The findings emerged from a study of cell heterogeneity in leukemia. “The heterogeneity of the cancer cells develops with time, so you are trying to treat a moving target,” explains Rong Lu, a biologist at the University of Southern California and coauthor on the paper. “We want to understand how these individual cells compete with each other and how they are different in terms of their growth, their metastasis, and also in terms of their response to chemotherapy treatment.”
Using a technique to read the gene expression of individual cells, and a DNA-based labelling system to “barcode” the cells, the study authors tracked the migration and proliferation of individual human cancer cells after they were transplanted into mice. This is important because cancer researchers use mice to mimic the human body to study the disease and to analyze the effects of treatments such as chemotherapy.
The study allowed the scientists to compare the cancer cells before and after they were transplanted into the mice, to follow cells as they spread around the animals’ bodies, and to track how the cells expanded their populations and evolved through successive generations. They also delivered chemotherapy drugs to the mice and watched what happened to the cells in response. The results were published November 11 in Nature Communications.
Tracking the cell types when the mice received the chemotherapy showed distinct patterns of gene expression in cells that responded to the treatment.
Different types of cancer cells tended to accumulate in different organs.

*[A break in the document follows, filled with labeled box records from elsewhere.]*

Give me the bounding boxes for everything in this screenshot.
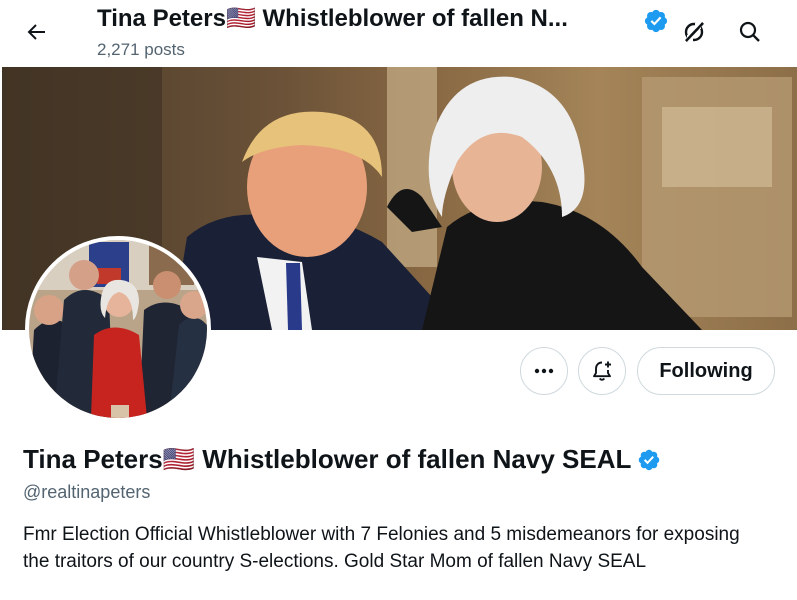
grok-icon: [684, 22, 704, 42]
display-name: Tina Peters🇺🇸 Whistleblower of fallen Na…: [23, 444, 632, 474]
profile-name-row: Tina Peters🇺🇸 Whistleblower of fallen Na…: [23, 444, 661, 475]
header-title: Tina Peters🇺🇸 Whistleblower of fallen N.…: [97, 5, 568, 32]
arrow-left-icon: [27, 24, 45, 40]
bell-plus-icon: [593, 361, 611, 381]
profile-handle: @realtinapeters: [23, 482, 151, 502]
profile-bio: Fmr Election Official Whistleblower with…: [23, 524, 740, 572]
following-button[interactable]: Following: [637, 347, 775, 395]
more-options-button[interactable]: [520, 347, 568, 395]
profile-avatar[interactable]: [25, 236, 211, 422]
verified-badge-icon: [643, 8, 669, 39]
notifications-button[interactable]: [578, 347, 626, 395]
back-button[interactable]: [18, 14, 54, 50]
grok-button[interactable]: [676, 14, 712, 50]
verified-badge-icon[interactable]: [637, 448, 661, 472]
more-dots-icon: [534, 368, 554, 374]
avatar-photo: [29, 240, 207, 418]
search-icon: [739, 21, 760, 42]
post-count: 2,271 posts: [97, 40, 185, 59]
top-bar: Tina Peters🇺🇸 Whistleblower of fallen N.…: [0, 0, 797, 66]
search-button[interactable]: [732, 14, 768, 50]
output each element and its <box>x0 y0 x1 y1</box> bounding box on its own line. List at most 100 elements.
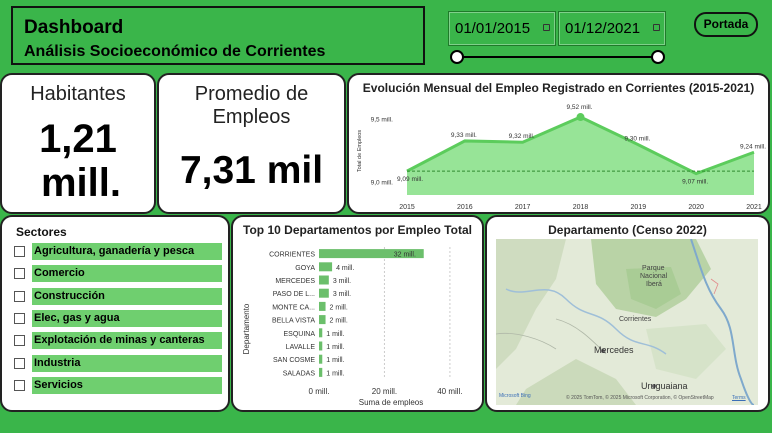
sector-item[interactable]: Industria <box>14 354 222 372</box>
x-tick-label: 2017 <box>515 204 531 211</box>
portada-button[interactable]: Portada <box>694 12 758 37</box>
bar <box>319 315 326 325</box>
top-departments-chart: 0 mill. 20 mill. 40 mill. CORRIENTES 32 mill… <box>242 247 463 407</box>
date-range-end-handle[interactable] <box>651 50 665 64</box>
end-date-input[interactable]: 01/12/2021 <box>558 11 666 46</box>
category-label: SALADAS <box>283 370 316 377</box>
category-label: GOYA <box>295 265 315 272</box>
sector-label: Industria <box>32 354 222 372</box>
date-range-slider-track[interactable] <box>457 56 659 58</box>
bar <box>319 262 333 272</box>
sector-checkbox[interactable] <box>14 379 25 391</box>
sector-label: Construcción <box>32 287 222 305</box>
map-label-parque: Parque <box>642 265 665 272</box>
bar-data-label: 1 mill. <box>326 357 344 364</box>
department-map[interactable]: Parque Nacional Iberá Corrientes Mercede… <box>496 239 758 405</box>
x-tick-label: 20 mill. <box>372 387 397 396</box>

To the surprise of the researchers, they also found that different types of cancer cells tended to accumulate in different organs. Cells with high expression of the CMC2 gene, which is involved in cancer metastasis, colonized the ovaries, while cells with low expression of CMC2 were found mostly in the blood and spleen. Other types of cells, including those with high expression of the genes BTK, DNAJC, and LRIF1, accumulated in patches of the bone marrow. When the researchers deactivated these genes, the leukemia cells lost their ability to stick to other cells in the bone marrow, and migrated away.
“This tumor is in circulation. It’s liquid and it’s moving around, yet there was clearly spatial heterogeneity. That was a remarkable finding,” says Merchant.
That spatial pattern could signal further bad news about the reliability of working with cancer cells, he says. If a similar anatomical spread happens in leukemia patients, then taking a single sample from a single site will miss many cell types. In addition to introducing bias to research, the uneven distribution of cancer cells in bone marrow could mean that standard biopsies of this tissue may not accurately diagnose the disease.
The study produced some “really interesting findings,” says Long Nguyen, an oncologist at the University of Cambridge who was not involved with the research, such as showing that a different type of cells tended to dominate after the mice had received the chemotherapy compared with before the treatment.
One explanation for this is that the previously-dominant cells were killed by the drugs, presenting other cell types with the opportunity to grow to fill the niche. Some cancer experts think tumors contain undifferentiated stem cells that can go on to form these new types of cancer cells.
“I think the implication is that there are possibly cancer stem cells that remain dormant but are activated after chemotherapy. I think this has big implications for why there is relapse following chemotherapy treatments,” Nguyen says.